Comme Grichka avant lui, Igor reçoit la mention "Honorable", qui désigne, en termes académiques, un travail médiocre. Grichka est "fier de cette distinction, qui indique que nos idées sont non standards"."La tour de verre de la science s'est transformée en tour de Babel", soutient Igor pour expliquer pourquoi très peu de scientifiques sont à leur sens capables de juger de la qualité d'un travail qui emprunte des concepts tirés à la fois des mathématiques et de la physique. Pour les Bogdanov, "le procès d'intention l'emporte sur la véritable analyse". Ils avancent certains témoignages tels que celui de Robert Oeckl (Centre de physique théorique de Marseille), qui, après un long échange sur Internet, "ne conteste pas l'originalité" de certains résultats de Grichka, lesquels se cantonnent, écrit-il, "au royaume des pures mathématiques".

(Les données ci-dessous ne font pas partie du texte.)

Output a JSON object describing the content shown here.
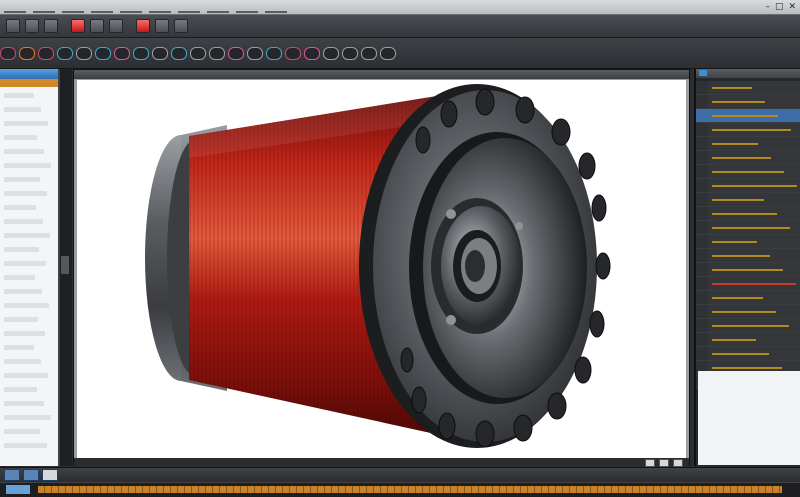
{
  "window": {
    "menu": [
      {
        "label": ""
      },
      {
        "label": ""
      },
      {
        "label": ""
      },
      {
        "label": ""
      },
      {
        "label": ""
      },
      {
        "label": ""
      },
      {
        "label": ""
      },
      {
        "label": ""
      },
      {
        "label": ""
      },
      {
        "label": ""
      }
    ],
    "controls": [
      {
        "icon": "minimize-icon"
      },
      {
        "icon": "maximize-icon"
      },
      {
        "icon": "close-icon"
      }
    ]
  },
  "toolbar_primary": {
    "tools": [
      {
        "icon": "new-icon"
      },
      {
        "icon": "open-icon"
      },
      {
        "icon": "save-icon"
      },
      {
        "icon": "undo-icon",
        "accent": "#c21818"
      },
      {
        "icon": "redo-icon"
      },
      {
        "icon": "cut-icon"
      },
      {
        "icon": "record-icon",
        "accent": "#c21818"
      },
      {
        "icon": "snap-icon"
      },
      {
        "icon": "render-icon"
      }
    ]
  },
  "toolbar_secondary": {
    "tools": [
      "select-icon",
      "move-icon",
      "rotate-icon",
      "scale-icon",
      "extrude-icon",
      "bevel-icon",
      "loop-cut-icon",
      "knife-icon",
      "mirror-icon",
      "array-icon",
      "boolean-icon",
      "smooth-icon",
      "subdivide-icon",
      "inset-icon",
      "bridge-icon",
      "spin-icon",
      "screw-icon",
      "solidify-icon",
      "bend-icon",
      "twist-icon",
      "measure-icon"
    ]
  },
  "viewport": {
    "object": "motor-stator-coil",
    "colors": {
      "copper": "#b11a12",
      "steel": "#55585d",
      "background": "#ffffff"
    }
  },
  "properties_panel": {
    "rows": 22,
    "selected_index": 2,
    "accent_index": 14
  },
  "status": {
    "text": ""
  },
  "colors": {
    "chrome_dark": "#2b2d31",
    "accent_blue": "#3b8ed8",
    "accent_orange": "#c9822a",
    "accent_red": "#c21818"
  }
}
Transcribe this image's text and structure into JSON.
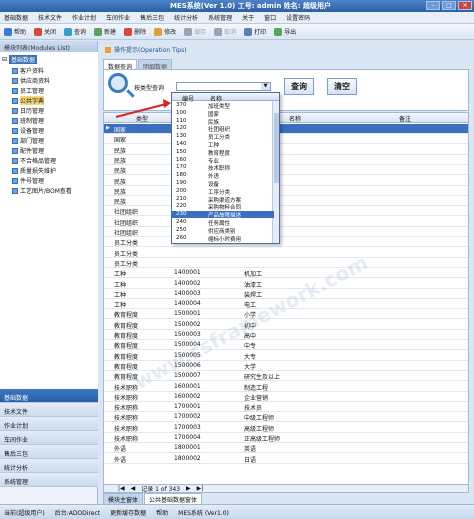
{
  "window": {
    "title": "MES系统(Ver 1.0) 工号: admin 姓名: 超级用户"
  },
  "menu": [
    "基础数据",
    "技术文件",
    "作业计划",
    "车间作业",
    "售后三包",
    "统计分析",
    "系统管理",
    "关于",
    "窗口",
    "设置密码"
  ],
  "toolbar": [
    {
      "label": "帮助",
      "color": "#3a7bd5",
      "enabled": true
    },
    {
      "label": "关闭",
      "color": "#d64a3a",
      "enabled": true
    },
    {
      "label": "查询",
      "color": "#3a9bd5",
      "enabled": true
    },
    {
      "label": "新建",
      "color": "#5aa35a",
      "enabled": true
    },
    {
      "label": "删除",
      "color": "#d64a3a",
      "enabled": true
    },
    {
      "label": "修改",
      "color": "#e0a030",
      "enabled": true
    },
    {
      "label": "保存",
      "color": "#9aa5b4",
      "enabled": false
    },
    {
      "label": "取消",
      "color": "#9aa5b4",
      "enabled": false
    },
    {
      "label": "打印",
      "color": "#5a7fb3",
      "enabled": true
    },
    {
      "label": "导出",
      "color": "#5aa35a",
      "enabled": true
    }
  ],
  "sidebar": {
    "header": "模块列表(Modules List)",
    "root": "基础数据",
    "items": [
      "客户资料",
      "供应商资料",
      "员工管理",
      "公共字典",
      "日历管理",
      "班制管理",
      "设备管理",
      "部门管理",
      "配件管理",
      "不合格品管理",
      "质量损失维护",
      "件号管理",
      "工艺图片/BOM查看"
    ],
    "modules": [
      "基础数据",
      "技术文件",
      "作业计划",
      "车间作业",
      "售后三包",
      "统计分析",
      "系统管理"
    ]
  },
  "content": {
    "breadcrumb": "操作提示(Operation Tips)",
    "tabs_top": [
      "数据查询",
      "明细数据"
    ],
    "query_label": "按类型查询",
    "query_btn": "查询",
    "clear_btn": "清空",
    "grid_headers": [
      "类型",
      "编码",
      "名称",
      "备注"
    ],
    "rows": [
      {
        "type": "国家",
        "code": "",
        "name": ""
      },
      {
        "type": "国家",
        "code": "",
        "name": ""
      },
      {
        "type": "民族",
        "code": "",
        "name": ""
      },
      {
        "type": "民族",
        "code": "",
        "name": ""
      },
      {
        "type": "民族",
        "code": "",
        "name": ""
      },
      {
        "type": "民族",
        "code": "",
        "name": ""
      },
      {
        "type": "民族",
        "code": "",
        "name": ""
      },
      {
        "type": "民族",
        "code": "",
        "name": ""
      },
      {
        "type": "社团组织",
        "code": "",
        "name": ""
      },
      {
        "type": "社团组织",
        "code": "",
        "name": ""
      },
      {
        "type": "社团组织",
        "code": "",
        "name": ""
      },
      {
        "type": "员工分类",
        "code": "",
        "name": ""
      },
      {
        "type": "员工分类",
        "code": "",
        "name": ""
      },
      {
        "type": "员工分类",
        "code": "",
        "name": ""
      },
      {
        "type": "工种",
        "code": "1400001",
        "name": "机加工"
      },
      {
        "type": "工种",
        "code": "1400002",
        "name": "油漆工"
      },
      {
        "type": "工种",
        "code": "1400003",
        "name": "装焊工"
      },
      {
        "type": "工种",
        "code": "1400004",
        "name": "电工"
      },
      {
        "type": "教育程度",
        "code": "1500001",
        "name": "小学"
      },
      {
        "type": "教育程度",
        "code": "1500002",
        "name": "初中"
      },
      {
        "type": "教育程度",
        "code": "1500003",
        "name": "高中"
      },
      {
        "type": "教育程度",
        "code": "1500004",
        "name": "中专"
      },
      {
        "type": "教育程度",
        "code": "1500005",
        "name": "大专"
      },
      {
        "type": "教育程度",
        "code": "1500006",
        "name": "大学"
      },
      {
        "type": "教育程度",
        "code": "1500007",
        "name": "研究生及以上"
      },
      {
        "type": "技术职称",
        "code": "1600001",
        "name": "制造工程"
      },
      {
        "type": "技术职称",
        "code": "1600002",
        "name": "企业营销"
      },
      {
        "type": "技术职称",
        "code": "1700001",
        "name": "技术员"
      },
      {
        "type": "技术职称",
        "code": "1700002",
        "name": "中级工程师"
      },
      {
        "type": "技术职称",
        "code": "1700003",
        "name": "高级工程师"
      },
      {
        "type": "技术职称",
        "code": "1700004",
        "name": "正高级工程师"
      },
      {
        "type": "外语",
        "code": "1800001",
        "name": "英语"
      },
      {
        "type": "外语",
        "code": "1800002",
        "name": "日语"
      }
    ],
    "pager_text": "记录 1 of 343",
    "tabs_bottom": [
      "模块主窗体",
      "公共基础数据窗体"
    ]
  },
  "dropdown": {
    "headers": [
      "编号",
      "名称"
    ],
    "items": [
      {
        "code": "370",
        "name": "加班类型"
      },
      {
        "code": "100",
        "name": "国家"
      },
      {
        "code": "110",
        "name": "民族"
      },
      {
        "code": "120",
        "name": "社团组织"
      },
      {
        "code": "130",
        "name": "员工分类"
      },
      {
        "code": "140",
        "name": "工种"
      },
      {
        "code": "150",
        "name": "教育程度"
      },
      {
        "code": "160",
        "name": "专业"
      },
      {
        "code": "170",
        "name": "技术职称"
      },
      {
        "code": "180",
        "name": "外语"
      },
      {
        "code": "190",
        "name": "设备"
      },
      {
        "code": "200",
        "name": "工序分类"
      },
      {
        "code": "210",
        "name": "采购渠道方案"
      },
      {
        "code": "220",
        "name": "采购物料合同"
      },
      {
        "code": "230",
        "name": "产品故障描述"
      },
      {
        "code": "240",
        "name": "任务属性"
      },
      {
        "code": "250",
        "name": "供应商类别"
      },
      {
        "code": "260",
        "name": "缩标小时费用"
      }
    ],
    "selected_index": 14
  },
  "statusbar": [
    "当前(超级用户)",
    "后台:ADODirect",
    "更新缓存数据",
    "帮助",
    "MES系统 (Ver1.0)"
  ],
  "watermark": "www.csframework.com"
}
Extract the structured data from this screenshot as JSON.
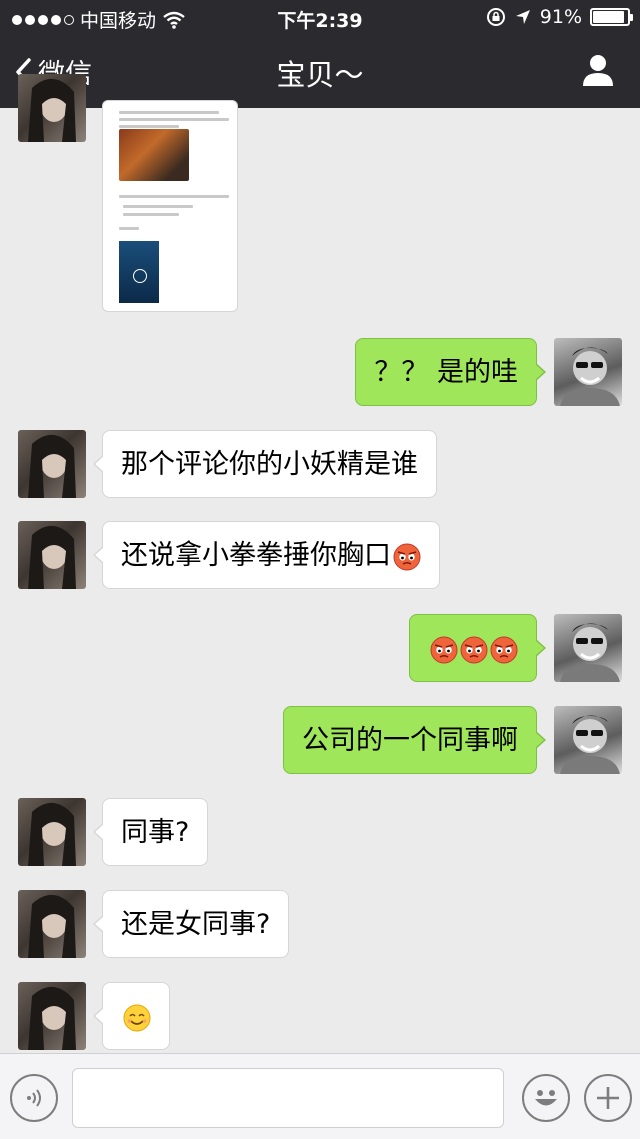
{
  "status_bar": {
    "carrier": "中国移动",
    "time": "下午2:39",
    "battery_text": "91%",
    "battery_level": 0.91,
    "signal_bars_filled": 4,
    "signal_bars_total": 5
  },
  "navbar": {
    "back_label": "微信",
    "title": "宝贝～"
  },
  "messages": [
    {
      "sender": "her",
      "type": "image"
    },
    {
      "sender": "me",
      "text": "？？ 是的哇"
    },
    {
      "sender": "her",
      "text": "那个评论你的小妖精是谁"
    },
    {
      "sender": "her",
      "text": "还说拿小拳拳捶你胸口",
      "emoji": [
        "angry-face-icon"
      ]
    },
    {
      "sender": "me",
      "text": "",
      "emoji": [
        "angry-face-icon",
        "angry-face-icon",
        "angry-face-icon"
      ]
    },
    {
      "sender": "me",
      "text": "公司的一个同事啊"
    },
    {
      "sender": "her",
      "text": "同事?"
    },
    {
      "sender": "her",
      "text": "还是女同事?"
    },
    {
      "sender": "her",
      "text": "",
      "emoji": [
        "smile-face-icon"
      ]
    }
  ],
  "input_bar": {
    "placeholder": "",
    "value": ""
  },
  "colors": {
    "topbar_bg": "#2b2a2f",
    "chat_bg": "#ebebeb",
    "outgoing_bubble": "#9fe65a",
    "incoming_bubble": "#ffffff"
  }
}
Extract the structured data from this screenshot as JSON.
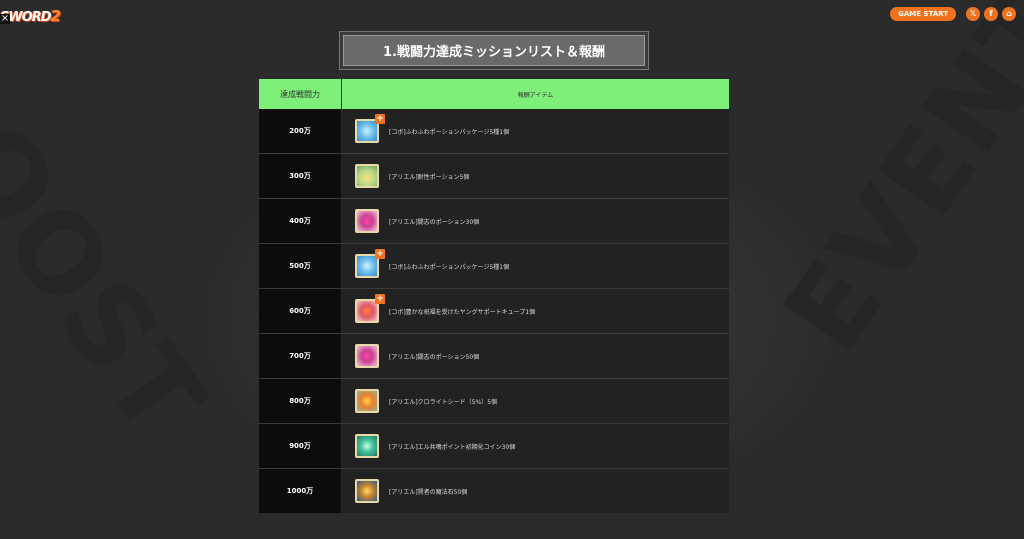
{
  "logo": {
    "text": "SWORD",
    "num": "2"
  },
  "close_label": "×",
  "header": {
    "game_start": "GAME START",
    "icons": [
      {
        "name": "x-icon",
        "glyph": "𝕏"
      },
      {
        "name": "facebook-icon",
        "glyph": "f"
      },
      {
        "name": "home-icon",
        "glyph": "⌂"
      }
    ]
  },
  "background_text": {
    "left": "BOOST",
    "right": "EVENT"
  },
  "title": "1.戦闘力達成ミッションリスト＆報酬",
  "table": {
    "col1_header": "達成戦闘力",
    "col2_header": "報酬アイテム",
    "rows": [
      {
        "power": "200万",
        "reward": "[コボ]ふわふわポーションパッケージ5種1個",
        "icon": "potion-package-icon",
        "color": "blue",
        "plus": "+"
      },
      {
        "power": "300万",
        "reward": "[アリエル]耐性ポーション5個",
        "icon": "resistance-potion-icon",
        "color": "green",
        "plus": ""
      },
      {
        "power": "400万",
        "reward": "[アリエル]闘志のポーション30個",
        "icon": "fighting-spirit-potion-icon",
        "color": "pink",
        "plus": ""
      },
      {
        "power": "500万",
        "reward": "[コボ]ふわふわポーションパッケージ5種1個",
        "icon": "potion-package-icon",
        "color": "blue",
        "plus": "+"
      },
      {
        "power": "600万",
        "reward": "[コボ]豊かな祝福を受けたヤングサポートキューブ1個",
        "icon": "support-cube-icon",
        "color": "peach",
        "plus": "+"
      },
      {
        "power": "700万",
        "reward": "[アリエル]闘志のポーション50個",
        "icon": "fighting-spirit-potion-icon",
        "color": "pink",
        "plus": ""
      },
      {
        "power": "800万",
        "reward": "[アリエル]クロライトシード（5%）5個",
        "icon": "chlorite-seed-icon",
        "color": "amber",
        "plus": ""
      },
      {
        "power": "900万",
        "reward": "[アリエル]エル共鳴ポイント初期化コイン30個",
        "icon": "el-resonance-coin-icon",
        "color": "teal",
        "plus": ""
      },
      {
        "power": "1000万",
        "reward": "[アリエル]賢者の魔法石50個",
        "icon": "sage-magic-stone-icon",
        "color": "gold",
        "plus": ""
      }
    ]
  }
}
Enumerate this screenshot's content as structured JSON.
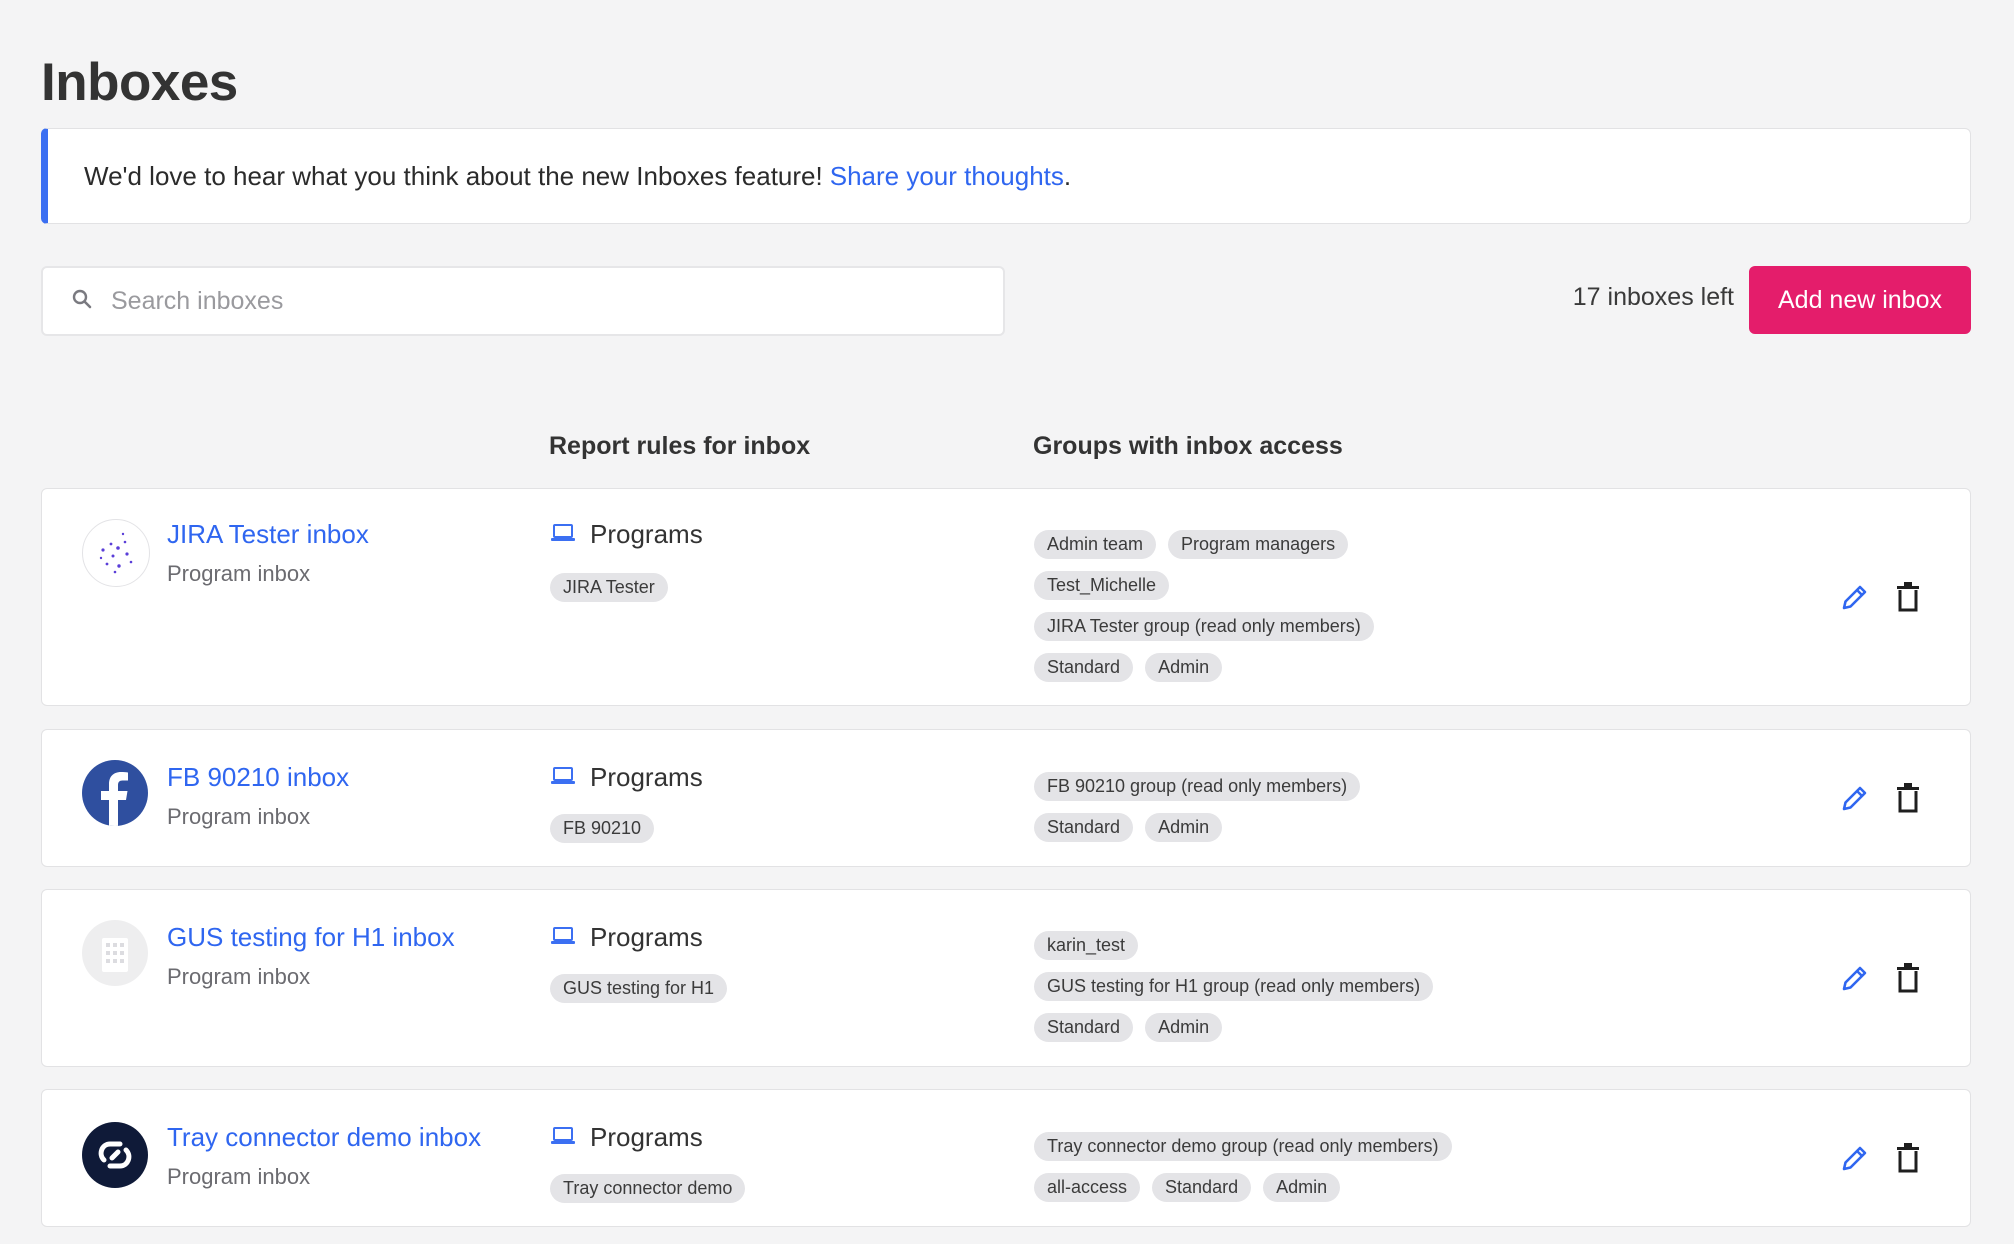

Alain Connes, titulaire de la médaille Fields, l'équivalent du Nobel en mathématiques, est plus sévère. Il juge la partie algébrique des travaux des Bogdanov comme "vraiment très faible" et ne méritant "au plus qu'un DEA -diplôme d'études approfondies-. Je n'ai pas le moindre doute sur mon jugement et il ne m'a pas fallu longtemps pour m'assurer qu'ils parlent de choses qu'ils ne maîtrisent pas". Preuve que même dans la tour de Babel il est encore possible de parler clair.

Hervé Morin


En 1991, une première "affaire"

En 1991, les frères Bogdanov publient chez Grasset un dialogue avec Jean Guitton, Dieu et la science. Alors que le livre prend des allures de best-seller, ils sont accusés de plagiat par le physicien Trinh Xuan Thuan, auteur de La Mélodie secrète, publié en 1988 chez Fayard. D'abord condamnés, les frères ripostent, accusant à leur tour "TXT" d'avoir emprunté des fragments de leurs entretiens avec Jean Guitton et Carl Sagan, publiés dans Paris-Match dans les années 1980. Début 1994, trois membres de l'Académie des sciences, Yves Coppens, André Lichnerowicz et Etienne Wolf, concluent que les textes incriminés "étaient déjà présents, soit, pour la plupart, dans des ouvrages antérieurs à La Mélodie secrète, soit, pour certains d'entre eux, dans des écrits plus anciens de MM. Guitton et Bogdanov". En 1995, Hachette, maison mère de Grasset et Fayard, siffle la fin de partie et impose un accord à l'amiable. Yves Coppens estime aujourd'hui que la balance pesait nettement en faveur des Bogdanov.